Old and Bold Pilots
I’ve worked with enough pilots to understand they are the harshest critics of their own kind when it comes to accidents. I already know what they will be saying about Randy Brooks, pilot of a light plane that crashed into Lake Powell last weekend, but UNCoRRELATED has language standards so I won’t repeat opinions here. This is what happened, according to Rulon Gardner (yes, the Gold Medal Olympian):
Randy, who according to Gardner has 3,000 hours of flying experience, decided to drop down close to the water. Too close, as it turned out."Hey, watch your wheels!" Leslie told his brother, a split second before the left wheel struck the water.
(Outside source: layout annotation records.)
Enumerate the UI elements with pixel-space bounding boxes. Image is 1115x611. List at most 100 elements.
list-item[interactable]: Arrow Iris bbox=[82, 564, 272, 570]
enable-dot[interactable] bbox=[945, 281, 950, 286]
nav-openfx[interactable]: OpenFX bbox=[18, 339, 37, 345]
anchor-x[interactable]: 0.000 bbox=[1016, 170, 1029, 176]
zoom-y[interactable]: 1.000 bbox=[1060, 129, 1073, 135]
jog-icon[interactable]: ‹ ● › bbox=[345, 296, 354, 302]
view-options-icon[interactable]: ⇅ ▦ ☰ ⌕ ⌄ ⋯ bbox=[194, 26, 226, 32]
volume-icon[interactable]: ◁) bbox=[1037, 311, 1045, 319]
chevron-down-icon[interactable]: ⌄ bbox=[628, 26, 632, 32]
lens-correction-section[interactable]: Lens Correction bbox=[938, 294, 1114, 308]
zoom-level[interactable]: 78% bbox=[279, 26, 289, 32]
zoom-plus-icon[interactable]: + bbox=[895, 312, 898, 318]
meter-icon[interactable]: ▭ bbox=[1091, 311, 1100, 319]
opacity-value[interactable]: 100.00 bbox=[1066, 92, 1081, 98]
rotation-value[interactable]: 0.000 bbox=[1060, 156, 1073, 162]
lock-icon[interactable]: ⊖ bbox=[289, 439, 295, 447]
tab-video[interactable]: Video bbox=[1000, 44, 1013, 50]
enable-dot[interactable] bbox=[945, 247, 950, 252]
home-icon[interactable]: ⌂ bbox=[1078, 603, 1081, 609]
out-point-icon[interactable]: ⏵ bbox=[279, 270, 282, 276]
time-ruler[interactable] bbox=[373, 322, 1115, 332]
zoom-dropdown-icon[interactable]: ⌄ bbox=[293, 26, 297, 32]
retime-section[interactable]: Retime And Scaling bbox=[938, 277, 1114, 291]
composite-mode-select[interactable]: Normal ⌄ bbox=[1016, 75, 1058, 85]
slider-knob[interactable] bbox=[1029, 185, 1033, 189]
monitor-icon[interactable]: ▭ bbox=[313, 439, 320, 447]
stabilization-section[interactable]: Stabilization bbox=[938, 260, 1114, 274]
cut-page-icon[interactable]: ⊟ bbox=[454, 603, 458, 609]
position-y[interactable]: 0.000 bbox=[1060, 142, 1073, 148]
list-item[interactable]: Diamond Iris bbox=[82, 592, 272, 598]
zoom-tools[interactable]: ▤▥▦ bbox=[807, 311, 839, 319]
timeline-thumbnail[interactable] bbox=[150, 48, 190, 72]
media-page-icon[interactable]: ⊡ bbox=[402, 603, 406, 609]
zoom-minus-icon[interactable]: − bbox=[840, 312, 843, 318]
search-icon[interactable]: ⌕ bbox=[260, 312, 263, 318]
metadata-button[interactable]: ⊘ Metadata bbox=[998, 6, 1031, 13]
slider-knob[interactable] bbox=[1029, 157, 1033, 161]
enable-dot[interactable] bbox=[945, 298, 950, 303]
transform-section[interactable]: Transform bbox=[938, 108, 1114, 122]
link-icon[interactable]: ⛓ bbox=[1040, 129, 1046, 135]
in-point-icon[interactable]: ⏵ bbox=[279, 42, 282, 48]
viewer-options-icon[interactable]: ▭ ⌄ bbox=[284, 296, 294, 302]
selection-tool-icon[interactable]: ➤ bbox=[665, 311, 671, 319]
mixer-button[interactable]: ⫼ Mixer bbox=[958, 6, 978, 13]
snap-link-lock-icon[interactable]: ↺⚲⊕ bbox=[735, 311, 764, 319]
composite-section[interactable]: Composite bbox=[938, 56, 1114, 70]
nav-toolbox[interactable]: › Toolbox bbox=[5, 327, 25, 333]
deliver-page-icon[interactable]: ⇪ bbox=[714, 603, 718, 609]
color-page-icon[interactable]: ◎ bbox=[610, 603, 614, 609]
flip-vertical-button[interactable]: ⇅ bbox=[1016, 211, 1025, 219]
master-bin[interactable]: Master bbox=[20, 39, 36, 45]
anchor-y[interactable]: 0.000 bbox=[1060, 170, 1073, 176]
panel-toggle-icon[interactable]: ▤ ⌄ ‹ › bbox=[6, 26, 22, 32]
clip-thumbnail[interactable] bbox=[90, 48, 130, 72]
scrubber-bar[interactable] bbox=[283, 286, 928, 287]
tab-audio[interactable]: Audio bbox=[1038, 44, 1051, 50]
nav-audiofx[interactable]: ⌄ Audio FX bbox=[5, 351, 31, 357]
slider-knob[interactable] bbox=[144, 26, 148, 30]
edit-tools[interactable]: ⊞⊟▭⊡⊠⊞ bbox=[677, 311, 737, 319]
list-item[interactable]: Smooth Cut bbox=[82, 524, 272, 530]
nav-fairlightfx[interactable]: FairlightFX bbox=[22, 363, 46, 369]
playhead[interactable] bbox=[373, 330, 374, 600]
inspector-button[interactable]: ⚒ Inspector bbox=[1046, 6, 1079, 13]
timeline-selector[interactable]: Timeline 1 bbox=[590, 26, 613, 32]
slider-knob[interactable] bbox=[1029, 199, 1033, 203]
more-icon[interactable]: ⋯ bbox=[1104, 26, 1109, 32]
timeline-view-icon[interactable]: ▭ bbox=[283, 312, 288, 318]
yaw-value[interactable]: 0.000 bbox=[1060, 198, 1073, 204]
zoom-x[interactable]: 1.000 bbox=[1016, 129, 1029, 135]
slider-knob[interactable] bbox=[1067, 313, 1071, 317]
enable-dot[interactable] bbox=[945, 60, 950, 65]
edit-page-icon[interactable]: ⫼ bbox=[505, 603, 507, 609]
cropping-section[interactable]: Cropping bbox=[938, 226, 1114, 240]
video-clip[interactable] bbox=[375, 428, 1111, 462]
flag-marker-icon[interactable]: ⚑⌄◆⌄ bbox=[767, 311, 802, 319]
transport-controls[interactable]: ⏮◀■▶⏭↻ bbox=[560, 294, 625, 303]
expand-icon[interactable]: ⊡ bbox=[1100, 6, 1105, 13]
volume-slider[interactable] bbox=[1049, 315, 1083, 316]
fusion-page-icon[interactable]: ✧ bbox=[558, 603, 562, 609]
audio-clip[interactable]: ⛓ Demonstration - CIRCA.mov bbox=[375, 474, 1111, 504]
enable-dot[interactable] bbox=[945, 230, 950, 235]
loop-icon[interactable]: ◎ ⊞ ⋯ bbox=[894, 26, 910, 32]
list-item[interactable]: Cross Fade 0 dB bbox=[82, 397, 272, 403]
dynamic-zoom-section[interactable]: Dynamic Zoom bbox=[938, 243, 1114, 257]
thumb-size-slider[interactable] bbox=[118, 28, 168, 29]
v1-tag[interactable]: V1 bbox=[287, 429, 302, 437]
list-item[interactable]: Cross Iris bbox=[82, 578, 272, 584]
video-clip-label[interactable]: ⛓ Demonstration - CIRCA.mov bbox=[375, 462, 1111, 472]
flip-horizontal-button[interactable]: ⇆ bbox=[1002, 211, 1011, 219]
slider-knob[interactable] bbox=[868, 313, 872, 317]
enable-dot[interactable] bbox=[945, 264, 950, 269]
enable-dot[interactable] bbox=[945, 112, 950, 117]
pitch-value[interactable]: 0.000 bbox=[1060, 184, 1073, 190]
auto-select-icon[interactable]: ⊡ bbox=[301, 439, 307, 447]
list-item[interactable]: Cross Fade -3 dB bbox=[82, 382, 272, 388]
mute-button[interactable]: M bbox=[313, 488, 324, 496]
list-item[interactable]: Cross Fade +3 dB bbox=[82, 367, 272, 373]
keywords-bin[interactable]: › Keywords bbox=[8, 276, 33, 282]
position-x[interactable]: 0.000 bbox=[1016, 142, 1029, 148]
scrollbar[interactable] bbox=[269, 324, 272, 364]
The plane veered left and skipped off the water again, this time stopping the propeller. The plane struck the water again and came to a stop.
"We went from 150 miles per hour to zero in about one second," Gardner recalled.
I only got three hours of stick time but I know enough to not put my gears near the water. If a pilot wants to be foolhardy by himself, that’s one thing, but they have an obligation when they have passengers to use their heads. I am surprised they weren’t killed in the initial crash. The fact that they spent a couple of hours in forty degree water then spent the night in below freezing weather is a testament that God looks after babies and fools.
Sometimes.
Early in my career I worked with a fighter pilot, a Lt Col by then, who told me of a young lieutenant killed in Vietnam when his F-4 collided with the ground. The Colonel told me he was the one who had to write the letter to the young pilot’s parents to tell him about how well he served his country. What he couldn’t tell them was this pilot was trying to air drop COOKIES to a buddy at an Army post. I don’t know how you do that with an F-4 and apparently the lieutenant didn’t either.